We know, pretty clearly, that a big cause of insulin resistance, not the only cause mind you but a major cause, is insulin itself. I’ve spoken about this already, and I have also spoken about the concerns of people like Dr. Joseph Kraft about how we should be screening people not for glucose intolerance but for hyperinsulinemia instead, high insulin levels in the blood in other words.
Hyperglycemia, high blood sugar, even slightly elevated levels of high blood sugar, only appear when the disease of glucose dysregulation is at a pretty advanced stage, as it takes years and sometimes even decades of imbalance to get to the point where the body is no longer able to maintain normal blood sugar.
So this is not the time we want to be figuring this out, and we do know that type 2 diabetes is generally preceded by a long period of high insulin levels, and high insulin causes insulin resistance, and insulin resistance causes high insulin, so what happens is that eventually the levels of insulin that the pancreas is able to produce becomes no longer sufficient to maintain normal blood sugar in the face of escalating insulin resistance, especially hepatic or liver insulin resistance, which causes our livers to secrete more and more extra glucose into our blood.
So I’ve been of the view that it is just plain common sense that we need to be doing more screening for high insulin, although to be honest, conventional medicine doesn’t really have any answers to this anyway, they are quite eager to elevate insulin levels further. However, they have little to try to limit them, especially for those who don’t actually have diabetes yet, who they aren’t going to be putting then on standard anti diabetic medications, although patients could probably benefit from metformin at this stage, which is fairly benign.
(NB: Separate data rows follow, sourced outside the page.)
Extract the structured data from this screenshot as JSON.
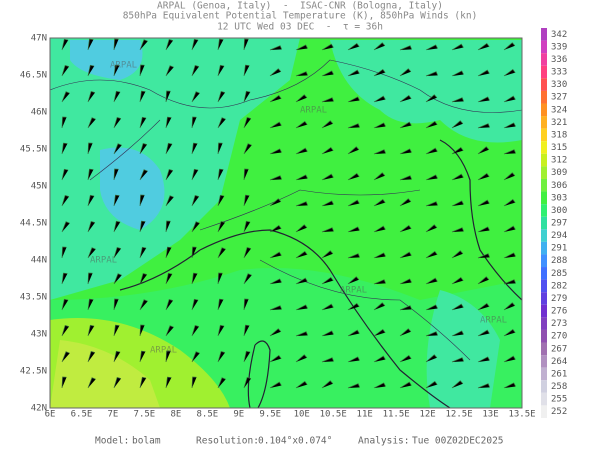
{
  "header": {
    "line1": "ARPAL (Genoa, Italy)  -  ISAC-CNR (Bologna, Italy)",
    "line2": "850hPa Equivalent Potential Temperature (K), 850hPa Winds (kn)",
    "line3": "12 UTC Wed 03 DEC  -  τ = 36h"
  },
  "map": {
    "lon_labels": [
      "6E",
      "6.5E",
      "7E",
      "7.5E",
      "8E",
      "8.5E",
      "9E",
      "9.5E",
      "10E",
      "10.5E",
      "11E",
      "11.5E",
      "12E",
      "12.5E",
      "13E",
      "13.5E"
    ],
    "lat_labels": [
      "47N",
      "46.5N",
      "46N",
      "45.5N",
      "45N",
      "44.5N",
      "44N",
      "43.5N",
      "43N",
      "42.5N",
      "42N"
    ],
    "watermark": "ARPAL"
  },
  "colorbar": {
    "levels": [
      342,
      339,
      336,
      333,
      330,
      327,
      324,
      321,
      318,
      315,
      312,
      309,
      306,
      303,
      300,
      297,
      294,
      291,
      288,
      285,
      282,
      279,
      276,
      273,
      270,
      267,
      264,
      261,
      258,
      255,
      252
    ],
    "colors": [
      "#b040c0",
      "#d040c0",
      "#f040a0",
      "#ff4080",
      "#ff5050",
      "#ff7030",
      "#ff9020",
      "#ffb020",
      "#ffd020",
      "#f0f020",
      "#c8f020",
      "#a0f030",
      "#70f040",
      "#40f040",
      "#30f070",
      "#30e0a0",
      "#40d0d0",
      "#40b0f0",
      "#4090ff",
      "#4070ff",
      "#5050f0",
      "#6040e0",
      "#7030d0",
      "#8040c0",
      "#9050b0",
      "#a070b0",
      "#b090c0",
      "#c0b0d0",
      "#d0d0e0",
      "#e0e0e8",
      "#f0f0f0"
    ]
  },
  "footer": {
    "model_label": "Model:",
    "model": "bolam",
    "resolution_label": "Resolution:",
    "resolution": "0.104°x0.074°",
    "analysis_label": "Analysis:",
    "analysis": "Tue 00Z02DEC2025"
  }
}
That’s actually the bigger problem, the fact that conventional medicine doesn’t even do a very good job in managing our diabetes once we get it, and certainly doesn’t have much for us in the earlier stages before we even have elevated blood sugar.
So the problem is more than just our properly screening patients, and we do use obesity as a factor in this already, not that this does much good, because obesity is primarily caused by high insulin actually and the standard recommendation don’t do much to reduce it, so the beat goes on, more and more of us are becoming obese from hyperinsulinemia, and more and more of us are of course getting diabetes.
The other day, one of my readers, Dr. Sergio Castorena, a Mexican physician who runs an obesity clinic down there, and from what I can tell a pretty hip young physician indeed, asked me if I knew of any studies that showed that screening for high insulin is preferable to just screening for hyperglycemia, using an oral glucose tolerance test for instance.
My immediate response was that I wasn’t aware of any but we don’t really need any since the link is so obvious, but I realized that I’ve never really looked very hard, and did end up finding a very good study which took place over 24 years, taking non diabetic subjects and following them for all of these years to see what would allow us to best predict the onset of diabetes.
So they measured various things, such as fasting blood glucose, fasting insulin, triglycerides, BMI, blood pressure, and ethnicity, among other things, to see which ones are better predictive of diabetes.
So we would think without looking at the results that BMI would probably win this, as we know that being overweight is a big deal in getting diabetes, although high fasting insulin would probably also do pretty well, although we do see elevated triglycerides with diabetes as well and this does precede it.
Ethnicity does influence this but probably not to the degree that it can compete with these other factors, and high blood pressure is something that also is associated with diabetes but it probably isn’t all that predictive, as a lot of non diabetics have this as well.
So at the end of the study the results were in, and as it turned out, the most reliable predictor of diabetes was actually high fasting insulin, beating even the giant of BMI. When we think of it though, this makes sense, as the pathology here starts with high insulin, and things like obesity, high blood pressure, high triglycerides, and elevated fasting glucose all come later, as manifestations of the progression of the disease, the disease of hyperinsulinemia.
So high insulin won this contest with an odds ratio of of type 2 diabetes of 1.98, BMI over 27 did come in second at 1.86, ethnic origin for people from Yemen came in third at 1.84, although other ethnicities were less predictive, fasting glucose and triglycerides tied for fourth at 1.67, blood pressure was sixth at 1.49, being male came in seventh with 1.47, and then the significance really dropped off, having ever smoked was next at 1.22, followed by being sedentary at 1.11, which interestingly enough only increased the risk very slightly, in spite of popular belief about this.
So this is all pretty interesting and the big takeaway though is that we need to be measuring people’s insulin levels as well here, although coming up with a plan if they are high is an even bigger issue.